Per aggiungere un timeout a una richiesta di posizione del recinto virtuale, chiama il
setExpirationDuration() metodo.
Richieste batch
Per tutti i casi d'uso non in primo piano, raggruppa più richieste. Utilizza il
setIntervalMillis() metodo per specificare l'intervallo in cui vuoi che venga calcolata la
posizione. Poi, utilizza il metodo setMaxUpdateDelayMillis() per impostare
l'intervallo in cui la posizione viene fornita alla tua app. Passa un valore al
setMaxUpdateDelayMillis() metodo che sia un multiplo del valore passato al
setIntervalMillis() metodo. Ad esempio, considera la seguente richiesta di posizione:
Kotlin
val request = LocationRequest.Builder(Priority.PRIORITY_HIGH_ACCURACY, 10 * 60 * 1000)
.setMaxUpdateDelayMillis(60 * 60 * 1000)
.build()
Java
LocationRequest request = new LocationRequest.Builder(Priority.PRIORITY_HIGH_ACCURACY, 10 * 60 * 1000)
.setMaxUpdateDelayMillis(60 * 60 * 1000)
.build();
In questo caso, il sistema calcola la posizione all'incirca ogni dieci minuti e fornisce circa sei punti dati sulla posizione in un batch all'incirca ogni ora. Anche se continui a ricevere aggiornamenti della posizione ogni dieci minuti circa, risparmi batteria perché il dispositivo si riattiva solo ogni ora circa.
Utilizzare gli aggiornamenti della posizione passivi
Nei casi d'uso in background, è una buona idea limitare gli aggiornamenti della posizione. I limiti di Android 8.0 (livello API 26) impongono questa pratica, ma le app in esecuzione su dispositivi di livello inferiore devono cercare di limitare il più possibile la posizione in background.
È probabile che, mentre la tua app è in background, un'altra app possa richiedere frequentemente aggiornamenti della posizione in primo piano. I servizi di localizzazione rendono disponibili questi aggiornamenti alla tua app. Considera la seguente richiesta di posizione, che utilizza in modo opportunistico i dati sulla posizione:
Kotlin
val request = LocationRequest.Builder(Priority.PRIORITY_HIGH_ACCURACY, 15 * 60 * 1000)

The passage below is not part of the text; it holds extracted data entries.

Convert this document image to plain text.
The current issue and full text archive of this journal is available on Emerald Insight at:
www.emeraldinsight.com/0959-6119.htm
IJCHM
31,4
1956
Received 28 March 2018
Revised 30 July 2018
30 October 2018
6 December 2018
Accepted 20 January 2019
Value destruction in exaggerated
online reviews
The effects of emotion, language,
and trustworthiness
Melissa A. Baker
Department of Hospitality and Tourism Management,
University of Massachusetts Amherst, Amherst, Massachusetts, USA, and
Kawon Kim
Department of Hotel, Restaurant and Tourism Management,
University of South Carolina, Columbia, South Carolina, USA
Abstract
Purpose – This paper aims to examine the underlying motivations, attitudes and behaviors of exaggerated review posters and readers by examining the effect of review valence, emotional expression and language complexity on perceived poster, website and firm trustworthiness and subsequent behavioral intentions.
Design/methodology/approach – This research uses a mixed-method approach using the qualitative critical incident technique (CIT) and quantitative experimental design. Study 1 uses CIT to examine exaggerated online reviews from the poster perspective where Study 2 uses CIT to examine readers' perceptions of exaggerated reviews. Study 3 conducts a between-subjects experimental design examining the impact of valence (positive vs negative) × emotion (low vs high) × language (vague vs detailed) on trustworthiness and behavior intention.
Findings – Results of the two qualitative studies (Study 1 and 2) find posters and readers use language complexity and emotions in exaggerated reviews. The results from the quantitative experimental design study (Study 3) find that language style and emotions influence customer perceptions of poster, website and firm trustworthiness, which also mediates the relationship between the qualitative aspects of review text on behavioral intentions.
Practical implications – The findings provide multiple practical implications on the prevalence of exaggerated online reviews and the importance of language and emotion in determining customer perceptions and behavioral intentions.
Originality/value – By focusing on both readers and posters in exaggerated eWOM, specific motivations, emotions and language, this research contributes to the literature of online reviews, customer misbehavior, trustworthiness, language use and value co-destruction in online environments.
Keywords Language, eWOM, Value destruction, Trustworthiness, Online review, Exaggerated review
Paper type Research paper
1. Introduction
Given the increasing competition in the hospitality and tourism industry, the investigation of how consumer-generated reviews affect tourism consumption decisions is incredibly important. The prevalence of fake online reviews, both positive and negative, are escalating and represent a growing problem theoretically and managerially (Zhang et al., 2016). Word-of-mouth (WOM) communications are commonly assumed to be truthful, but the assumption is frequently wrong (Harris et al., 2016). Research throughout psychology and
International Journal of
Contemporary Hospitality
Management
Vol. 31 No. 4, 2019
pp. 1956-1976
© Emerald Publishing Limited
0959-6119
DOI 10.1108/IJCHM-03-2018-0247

.setMinUpdateIntervalMillis(2 * 60 * 1000)
.build()
Java
LocationRequest request = new LocationRequest.Builder(Priority.PRIORITY_HIGH_ACCURACY, 15 * 60 * 1000)
.setMinUpdateIntervalMillis(2 * 60 * 1000)
.build();
Nell'esempio precedente, la posizione dell'app viene calcolata all'incirca ogni 15 minuti. Se altre app richiedono la posizione, l'app riceve i dati con un intervallo massimo di due minuti.
Sebbene l'utilizzo passivo della posizione non comporti un consumo eccessivo della batteria, presta particolare attenzione nei casi in cui la ricezione dei dati sulla posizione attiva operazioni di I/O o della CPU costose. Per ridurre al minimo i costi della batteria, l'intervallo specificato in
setMinUpdateIntervalMillis() non deve essere troppo breve.